Where 2026 sits in the timeline

Eighty eight years after Carlson dusted lycopodium powder onto a zinc plate in Queens, the photocopier on a Spanish office floor runs the same six step electrostatic process. Charge a drum. Expose with a laser. Develop with toner. Transfer to paper. Fuse with heat. Clean the residual. The mechanical core has been polished, miniaturized, and made more reliable, but the underlying physics has not changed.
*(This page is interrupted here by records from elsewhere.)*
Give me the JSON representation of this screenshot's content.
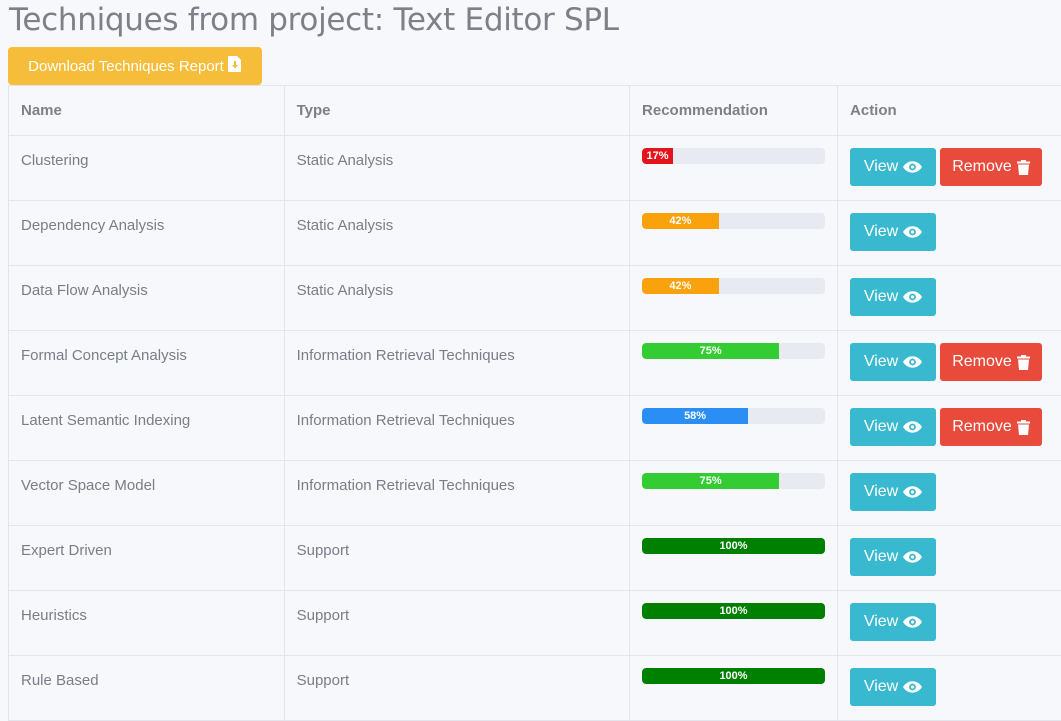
{
  "page": {
    "title": "Techniques from project: Text Editor SPL",
    "download_label": "Download Techniques Report"
  },
  "table": {
    "headers": [
      "Name",
      "Type",
      "Recommendation",
      "Action"
    ],
    "view_label": "View",
    "remove_label": "Remove",
    "rows": [
      {
        "name": "Clustering",
        "type": "Static Analysis",
        "recommendation": 17,
        "label": "17%",
        "color": "#e3141b",
        "removable": true
      },
      {
        "name": "Dependency Analysis",
        "type": "Static Analysis",
        "recommendation": 42,
        "label": "42%",
        "color": "#f9a20c",
        "removable": false
      },
      {
        "name": "Data Flow Analysis",
        "type": "Static Analysis",
        "recommendation": 42,
        "label": "42%",
        "color": "#f9a20c",
        "removable": false
      },
      {
        "name": "Formal Concept Analysis",
        "type": "Information Retrieval Techniques",
        "recommendation": 75,
        "label": "75%",
        "color": "#33cc33",
        "removable": true
      },
      {
        "name": "Latent Semantic Indexing",
        "type": "Information Retrieval Techniques",
        "recommendation": 58,
        "label": "58%",
        "color": "#2a8ef5",
        "removable": true
      },
      {
        "name": "Vector Space Model",
        "type": "Information Retrieval Techniques",
        "recommendation": 75,
        "label": "75%",
        "color": "#33cc33",
        "removable": false
      },
      {
        "name": "Expert Driven",
        "type": "Support",
        "recommendation": 100,
        "label": "100%",
        "color": "#008000",
        "removable": false
      },
      {
        "name": "Heuristics",
        "type": "Support",
        "recommendation": 100,
        "label": "100%",
        "color": "#008000",
        "removable": false
      },
      {
        "name": "Rule Based",
        "type": "Support",
        "recommendation": 100,
        "label": "100%",
        "color": "#008000",
        "removable": false
      }
    ]
  }
}
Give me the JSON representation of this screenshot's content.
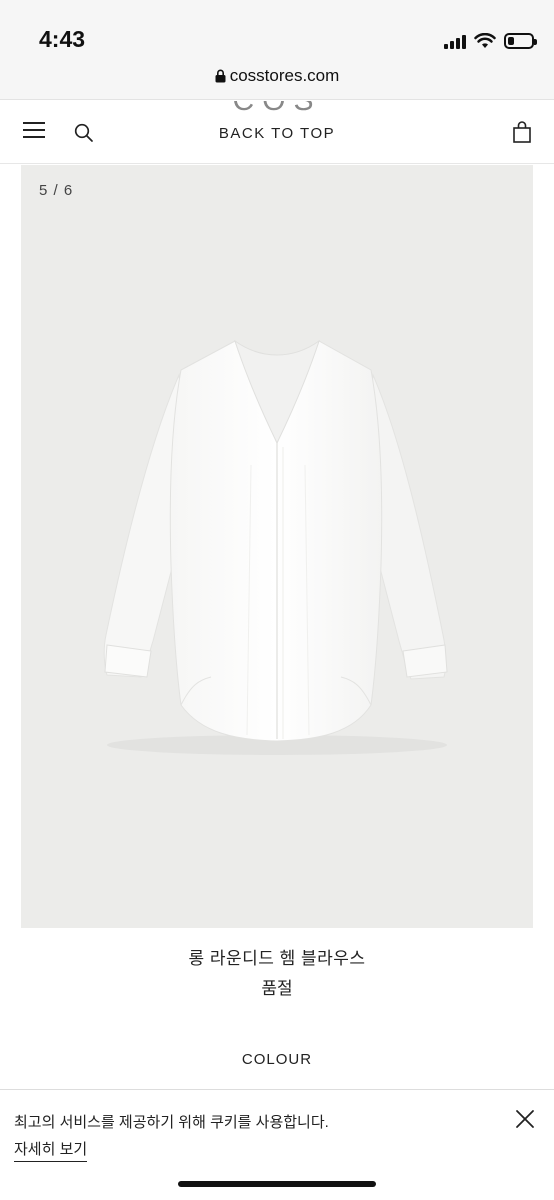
{
  "status_bar": {
    "time": "4:43",
    "icons": [
      "signal-icon",
      "wifi-icon",
      "battery-icon"
    ],
    "battery_level": 0.25
  },
  "browser": {
    "url": "cosstores.com",
    "lock_icon": "lock-icon"
  },
  "header": {
    "logo_text": "COS",
    "back_to_top": "BACK TO TOP",
    "menu_icon": "hamburger-menu-icon",
    "search_icon": "search-icon",
    "bag_icon": "shopping-bag-icon"
  },
  "gallery": {
    "counter": "5 / 6",
    "background": "#ececea"
  },
  "product": {
    "name": "롱 라운디드 헴 블라우스",
    "stock_status": "품절",
    "colour_label": "COLOUR"
  },
  "cookie_banner": {
    "message": "최고의 서비스를 제공하기 위해 쿠키를 사용합니다.",
    "details_link": "자세히 보기",
    "close_icon": "close-icon"
  }
}
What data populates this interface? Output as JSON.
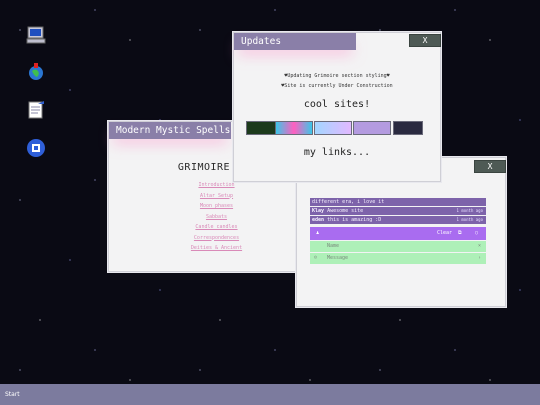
{
  "desktop": {
    "icons": [
      {
        "name": "computer-icon"
      },
      {
        "name": "globe-icon"
      },
      {
        "name": "notepad-icon"
      },
      {
        "name": "blue-app-icon"
      }
    ]
  },
  "grimoire_window": {
    "title": "Modern Mystic Spells",
    "heading": "GRIMOIRE",
    "links": [
      "Introduction",
      "Altar Setup",
      "Moon phases",
      "Sabbats",
      "Candle candles",
      "Correspondences",
      "Deities & Ancient"
    ]
  },
  "updates_window": {
    "title": "Updates",
    "close_label": "X",
    "line1": "♥Updating Grimoire section styling♥",
    "line2": "♥Site is currently Under Construction",
    "cool_sites": "cool sites!",
    "my_links": "my links...",
    "badges": [
      {
        "name": "site-badge-1",
        "color": "#1c3a1c"
      },
      {
        "name": "site-badge-2",
        "color": "#3bc7e8"
      },
      {
        "name": "site-badge-3",
        "color": "#a3d6ff"
      },
      {
        "name": "site-badge-4",
        "color": "#b49be0"
      },
      {
        "name": "site-badge-5",
        "color": "#2a2a40"
      }
    ]
  },
  "chat_window": {
    "close_label": "X",
    "messages": [
      {
        "nick": "",
        "text": "different era, i love it",
        "time": ""
      },
      {
        "nick": "Klay",
        "text": "Awesome site",
        "time": "1 month ago"
      },
      {
        "nick": "eden",
        "text": "this is amazing :D",
        "time": "1 month ago"
      }
    ],
    "bar_label": "Clear",
    "name_placeholder": "Name",
    "message_placeholder": "Message"
  },
  "taskbar": {
    "start_label": "Start"
  },
  "colors": {
    "title_bar": "#8a7fa8",
    "accent_pink": "#d98ab8",
    "chat_purple": "#a96cf0",
    "chat_green": "#aef0b8"
  }
}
What has changed is everything around the print engine. The controller now talks to OAuth providers. The hard drive carries encryption mandated by regulation. The scanner reaches Google Drive and OneDrive natively. The fleet management runs from a cloud dashboard. The service contract is sold by the page rather than by the machine. The business model that Joseph Wilson invented in 1959, leasing rather than selling and billing for usage, is the model every dealer in Europe and North America now runs by default.

Carlson did not live to see most of this. He died of a heart attack in a Manhattan theater in 1968 at the age of 62, holding the playbill for He and She. By the time of his death he had given away most of his Xerox royalties to charity, anonymously. The Xerox 914 he made possible had become the best selling industrial product in American history up to that point.

The photocopier as an object has outlived nearly every other piece of office hardware introduced in the same generation. Typewriters left. Mimeographs left. Fax machines as standalone devices have left. The xerographic copier, eighty eight years on, has not.